Overleving op aarde
Bijles Biologie VWO
Tolerantiegrenzen
De groei en ontwikkeling van organismen op aarde is afhankelijk van de abiotische factoren van de omgevingen waarin ze leven.
Tip: abiotische factoren zijn factoren van het externe milieu die geen biologische oorsprong hebben. Je kunt de abiotische factoren zien als de ‘instellingen’ van de aardoppervlak.
Wanneer een soort schommelingen van abiotische factoren goed kan verdragen (tolerantie), zal het leefgebied van de soort groter en uitgebreider zijn. De tolerantiegrenzen zijn de grenzen waarbinnen organismen veranderingen van abiotische factoren kunnen verdragen. De grenzen geven aan wanneer er geen overleving meer mogelijk is.
De overleving van organismen op aarde hangt tevens af van de relaties tussen soorten.
Is er competitie om jouw voedsel? Ben je misschien zelf voedsel?
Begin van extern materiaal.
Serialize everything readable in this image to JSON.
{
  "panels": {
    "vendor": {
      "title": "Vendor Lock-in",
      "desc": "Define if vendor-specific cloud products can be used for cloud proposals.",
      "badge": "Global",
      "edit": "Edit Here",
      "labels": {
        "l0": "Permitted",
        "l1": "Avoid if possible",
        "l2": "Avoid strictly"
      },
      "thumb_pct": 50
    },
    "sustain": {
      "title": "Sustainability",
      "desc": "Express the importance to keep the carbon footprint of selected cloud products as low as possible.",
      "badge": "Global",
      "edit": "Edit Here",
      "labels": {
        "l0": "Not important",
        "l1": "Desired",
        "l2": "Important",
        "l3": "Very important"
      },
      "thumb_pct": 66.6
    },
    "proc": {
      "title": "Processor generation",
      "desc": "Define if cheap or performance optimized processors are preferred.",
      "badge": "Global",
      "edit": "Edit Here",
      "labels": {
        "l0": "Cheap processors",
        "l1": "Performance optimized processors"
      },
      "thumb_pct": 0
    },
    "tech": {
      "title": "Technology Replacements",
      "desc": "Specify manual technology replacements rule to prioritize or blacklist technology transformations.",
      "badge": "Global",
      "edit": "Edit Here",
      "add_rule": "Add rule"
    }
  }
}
Zorg je voor je eigen nageslacht?
De vier relaties
Er zijn vier relaties tussen soorten die wij nu met je gaan doornemen.
- Concurrentie tussen soorten om leefgebieden of om voedsel.
- Predator-prooi relaties, waarbij het ene dier (het prooi) wordt gedood door een ander (de predator) voor voedsel.
- Symbiose, een relatie tussen twee soorten waarbij minstens één van de soorten voordelen ondervindt van de relatie. Bij mutualisme hebben beide soorten een voordeel. Bij commensalisme heeft één soort een voordeel. De andere heeft geen voor- of nadeel. Denk aan haaien en zuigvissen. Bij parasitisme heeft één soort een voordeel en de andere een nadeel. Een voorbeeld hierbij is vlooien op huisdieren.
- Bij voortplantingsrelaties zorgt de ene soort voor een onderdeel van de voortplanting van de andere soort. Denk aan de bloemen die afhankelijk zijn van dieren voor de verspreiding van stuifmeel.
Natuurlijke relaties
Ook tussen individuen zijn er natuurlijk relaties. Je kunt hierbij weer denken om concurrentie. Tussen individuen in het wild gaat het bijvoorbeeld vaak om concurrentie om een vrouw. Bij voortplanting kiezen vooral de slimste, sterkste en/of aantrekkelijkste mannetjes en vrouwtjes elkaar. Er is ook samenwerking. In groepen in het wild voorkomen vergroot namelijk vaak de overlevingskansen.